Il Consiglio di Stato, con la pronuncia qui in commento, nel confermare la statuizione del Giudice territoriale, richiama, in primo luogo, il criterio, di elaborazione pretoria, secondo il quale il quantum del risarcimento per equivalente va determinato dividendo l’utile d’impresa con il numero di partecipanti, ipotizzando il numero di concorrenti sulla base di analoghe procedure attivate dalla medesima stazione appaltante (v. TAR Campania, Napoli, sez. I, 20 maggio 2003, n. 5868 e TAR Lombardia, Brescia, sez. I, 4 luglio 2006, n. 859) per poi evidenziare come detto criterio non possa, nel caso in esame, trovare applicazione in ragione della mancata allegazione probatoria da parte del danneggiato, che non avrebbe fornito a riguardo dati oggettivi da cui desumere l’importo del risarcimento richiesto.
Di conseguenza, prosegue il Consiglio di Stato, la sola situazione soggettiva tutelabile è la chance, e cioè l’astratta possibilità di un esito della procedura di evidenza pubblica favorevole per l’appellante, che i Giudici hanno ristorato - facendo applicazione, in via sussidiaria e residuale, del criterio equitativo ex art. 1226 cod. civ. - nella misura del 2 percento dell’importo erogato dalla stazione appaltante all’affidatario nell’ultimo triennio (sul risarcimento danni per perdita di chance v. tra le tante Cons. di Stato sez. V, 11 luglio 2018, n. 4225, Cons. di Stato, sez. VI, 21 luglio 2016, n. 3304, Cons. di Stato, sez. V, 22 settembre 2015, n. 4431, Cons. di Stato, sez. V, 30 giugno 2015, n. 3249 e Cons. di Stato, sez. IV, 20 gennaio 2015, n. 131).

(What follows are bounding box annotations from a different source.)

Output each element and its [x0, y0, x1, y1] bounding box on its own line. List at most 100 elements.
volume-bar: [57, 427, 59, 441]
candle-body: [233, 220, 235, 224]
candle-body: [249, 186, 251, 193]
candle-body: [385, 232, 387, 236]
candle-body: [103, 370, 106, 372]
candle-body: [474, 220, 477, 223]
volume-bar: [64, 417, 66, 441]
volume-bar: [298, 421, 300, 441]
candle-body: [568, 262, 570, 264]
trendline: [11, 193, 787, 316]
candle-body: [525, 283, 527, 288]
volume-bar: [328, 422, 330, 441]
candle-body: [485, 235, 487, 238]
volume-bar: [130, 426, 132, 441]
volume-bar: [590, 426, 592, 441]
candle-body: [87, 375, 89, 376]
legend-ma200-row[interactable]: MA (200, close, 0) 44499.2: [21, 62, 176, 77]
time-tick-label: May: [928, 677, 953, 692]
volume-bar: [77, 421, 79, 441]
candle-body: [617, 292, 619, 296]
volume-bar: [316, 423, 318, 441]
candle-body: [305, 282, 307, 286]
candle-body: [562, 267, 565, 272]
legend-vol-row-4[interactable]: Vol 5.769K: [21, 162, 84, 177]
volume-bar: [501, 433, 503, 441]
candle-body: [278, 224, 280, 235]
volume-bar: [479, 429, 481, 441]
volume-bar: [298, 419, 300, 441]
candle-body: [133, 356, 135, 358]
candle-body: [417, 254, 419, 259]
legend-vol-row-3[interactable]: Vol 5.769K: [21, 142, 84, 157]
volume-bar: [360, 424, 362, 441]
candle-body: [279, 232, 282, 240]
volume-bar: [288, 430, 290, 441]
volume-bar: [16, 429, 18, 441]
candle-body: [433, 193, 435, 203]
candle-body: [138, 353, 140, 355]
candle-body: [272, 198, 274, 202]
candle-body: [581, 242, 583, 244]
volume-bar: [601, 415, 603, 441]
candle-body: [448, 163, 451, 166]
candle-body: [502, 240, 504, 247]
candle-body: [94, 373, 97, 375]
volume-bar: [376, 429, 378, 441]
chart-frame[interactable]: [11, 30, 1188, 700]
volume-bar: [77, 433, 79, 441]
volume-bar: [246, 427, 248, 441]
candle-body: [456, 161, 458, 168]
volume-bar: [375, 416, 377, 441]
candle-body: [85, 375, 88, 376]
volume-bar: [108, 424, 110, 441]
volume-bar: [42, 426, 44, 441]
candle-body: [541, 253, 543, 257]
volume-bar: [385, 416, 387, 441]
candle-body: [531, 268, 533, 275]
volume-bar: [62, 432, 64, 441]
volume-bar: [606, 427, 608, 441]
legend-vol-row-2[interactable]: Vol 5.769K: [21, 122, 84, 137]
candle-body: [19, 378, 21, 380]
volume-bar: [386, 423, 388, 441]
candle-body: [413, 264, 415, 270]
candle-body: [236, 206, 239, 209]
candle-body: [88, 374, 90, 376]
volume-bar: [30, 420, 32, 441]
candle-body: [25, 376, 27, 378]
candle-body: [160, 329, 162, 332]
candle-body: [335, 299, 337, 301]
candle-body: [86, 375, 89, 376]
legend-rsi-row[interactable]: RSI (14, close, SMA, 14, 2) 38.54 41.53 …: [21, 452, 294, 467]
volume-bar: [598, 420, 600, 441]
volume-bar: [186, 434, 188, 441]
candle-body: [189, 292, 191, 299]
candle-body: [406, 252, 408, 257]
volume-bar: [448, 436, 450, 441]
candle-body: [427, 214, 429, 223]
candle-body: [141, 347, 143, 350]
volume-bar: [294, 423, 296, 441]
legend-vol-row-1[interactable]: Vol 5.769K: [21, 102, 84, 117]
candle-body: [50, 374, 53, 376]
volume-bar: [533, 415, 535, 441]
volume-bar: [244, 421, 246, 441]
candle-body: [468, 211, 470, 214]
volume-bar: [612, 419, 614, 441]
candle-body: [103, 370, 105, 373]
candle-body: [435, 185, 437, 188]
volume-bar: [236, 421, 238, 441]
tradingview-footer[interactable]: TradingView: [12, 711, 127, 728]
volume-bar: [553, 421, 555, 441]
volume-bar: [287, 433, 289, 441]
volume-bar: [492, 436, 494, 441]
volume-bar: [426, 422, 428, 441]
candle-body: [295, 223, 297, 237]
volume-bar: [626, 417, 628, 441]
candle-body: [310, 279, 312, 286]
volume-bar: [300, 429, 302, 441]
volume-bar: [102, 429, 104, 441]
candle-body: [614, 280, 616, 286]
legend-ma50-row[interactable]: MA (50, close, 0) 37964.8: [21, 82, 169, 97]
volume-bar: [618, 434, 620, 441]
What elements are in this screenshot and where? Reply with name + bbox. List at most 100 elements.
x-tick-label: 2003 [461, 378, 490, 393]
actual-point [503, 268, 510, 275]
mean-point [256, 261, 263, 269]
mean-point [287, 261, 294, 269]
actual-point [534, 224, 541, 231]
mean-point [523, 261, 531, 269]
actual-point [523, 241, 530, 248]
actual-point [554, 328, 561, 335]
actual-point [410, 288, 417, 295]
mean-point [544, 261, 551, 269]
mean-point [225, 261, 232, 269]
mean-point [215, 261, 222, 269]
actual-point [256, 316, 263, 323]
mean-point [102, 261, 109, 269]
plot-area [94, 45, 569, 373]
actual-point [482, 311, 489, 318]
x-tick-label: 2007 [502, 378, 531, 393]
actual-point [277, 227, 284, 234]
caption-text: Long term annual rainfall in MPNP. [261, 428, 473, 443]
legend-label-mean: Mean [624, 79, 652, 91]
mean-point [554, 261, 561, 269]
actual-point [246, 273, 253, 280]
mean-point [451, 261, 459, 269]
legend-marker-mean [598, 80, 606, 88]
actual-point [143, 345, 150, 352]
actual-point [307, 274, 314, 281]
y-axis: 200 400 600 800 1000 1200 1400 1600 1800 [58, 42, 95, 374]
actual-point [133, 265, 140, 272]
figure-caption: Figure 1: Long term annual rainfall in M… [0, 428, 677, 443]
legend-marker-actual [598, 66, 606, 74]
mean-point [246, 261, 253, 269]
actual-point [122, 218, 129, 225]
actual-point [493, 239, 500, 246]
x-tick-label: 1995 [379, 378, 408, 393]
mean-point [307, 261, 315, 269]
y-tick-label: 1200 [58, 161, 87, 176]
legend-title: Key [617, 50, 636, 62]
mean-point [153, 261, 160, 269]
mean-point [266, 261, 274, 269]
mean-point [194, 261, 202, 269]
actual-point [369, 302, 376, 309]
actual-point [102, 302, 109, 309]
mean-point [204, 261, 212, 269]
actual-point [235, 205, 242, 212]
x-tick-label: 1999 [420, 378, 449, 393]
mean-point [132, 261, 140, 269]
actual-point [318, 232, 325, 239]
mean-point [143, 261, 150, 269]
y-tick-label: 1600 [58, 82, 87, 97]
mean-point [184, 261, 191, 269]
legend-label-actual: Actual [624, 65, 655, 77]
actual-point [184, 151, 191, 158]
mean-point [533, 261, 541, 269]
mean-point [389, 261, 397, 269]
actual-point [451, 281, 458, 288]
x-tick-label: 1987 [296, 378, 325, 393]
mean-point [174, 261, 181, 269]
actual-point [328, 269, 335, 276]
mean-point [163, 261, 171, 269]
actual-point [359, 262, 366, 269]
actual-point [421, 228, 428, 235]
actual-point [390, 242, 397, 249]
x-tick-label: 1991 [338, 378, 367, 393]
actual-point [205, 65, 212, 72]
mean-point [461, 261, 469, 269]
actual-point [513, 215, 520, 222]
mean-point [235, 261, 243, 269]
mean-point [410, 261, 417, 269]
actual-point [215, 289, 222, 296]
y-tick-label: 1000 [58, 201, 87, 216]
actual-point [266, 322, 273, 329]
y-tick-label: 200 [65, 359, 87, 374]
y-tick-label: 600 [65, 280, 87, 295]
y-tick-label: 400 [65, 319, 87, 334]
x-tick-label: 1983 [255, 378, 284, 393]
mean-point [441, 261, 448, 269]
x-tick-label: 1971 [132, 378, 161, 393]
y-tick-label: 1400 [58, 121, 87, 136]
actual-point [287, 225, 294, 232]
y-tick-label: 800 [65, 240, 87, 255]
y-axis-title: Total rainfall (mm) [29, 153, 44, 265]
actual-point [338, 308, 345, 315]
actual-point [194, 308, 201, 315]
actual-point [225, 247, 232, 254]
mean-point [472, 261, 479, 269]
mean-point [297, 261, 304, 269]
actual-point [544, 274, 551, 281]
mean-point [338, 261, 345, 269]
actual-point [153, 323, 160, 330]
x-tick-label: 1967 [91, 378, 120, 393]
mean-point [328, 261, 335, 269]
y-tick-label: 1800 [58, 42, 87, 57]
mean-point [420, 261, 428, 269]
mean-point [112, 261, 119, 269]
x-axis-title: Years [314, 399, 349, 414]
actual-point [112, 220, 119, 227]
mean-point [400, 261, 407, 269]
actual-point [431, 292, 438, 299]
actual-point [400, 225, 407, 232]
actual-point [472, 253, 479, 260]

Nel caso trattato, quindi, un modo corretto per giungere alla somma da risarcire è quello di collegare “il pregiudizio subito dalla appellante alla impossibilità (riconnessa alla illegittima scelta di procedere alla scelta di un altro contraente) di continuare, quale gestore uscente, il servizio in corso di erogazione”, avendo l’azione amministrativa illegittima della stazione appaltante precluso all’operatore economico appellante l’utile potenziale “derivante dalla continuazione del rapporto in essere”.
Infine, il Giudice d’appello disconosce anche la voce di danno collegata all’immagine (ed alla reputazione dell’impresa) considerato “che lo stesso postula l’illegittima conduzione di una procedura evidenziale ispirata a logiche anticoncorrenziali, come tali idonee a pregiudicare le chances di aggiudicazione del contratto da parte dell'operatore di settore”.
Anche per tale voce di danno, dunque, difetterebbero i requisiti dell’indizione della gara e della conseguente gestione anticoncorrenziale della stessa.
Stante il parziale rigetto delle domande formulate dall’appellante, il Consiglio di Stato ha, infine, ritenuto di non accogliere la richiesta di condanna alle spese processuali ai danni della stazione appaltante, in ottemperanza al principio di soccombenza parziale.
La particolarità del caso affrontato dal Consiglio di Stato impone una riflessione circa l’imputabilità del danno riconosciuto all’appellante, considerando che il risarcimento è stato causato da un atto illegittimo della stazione appaltante (l’affidamento senza procedura di gara ad una impresa terza).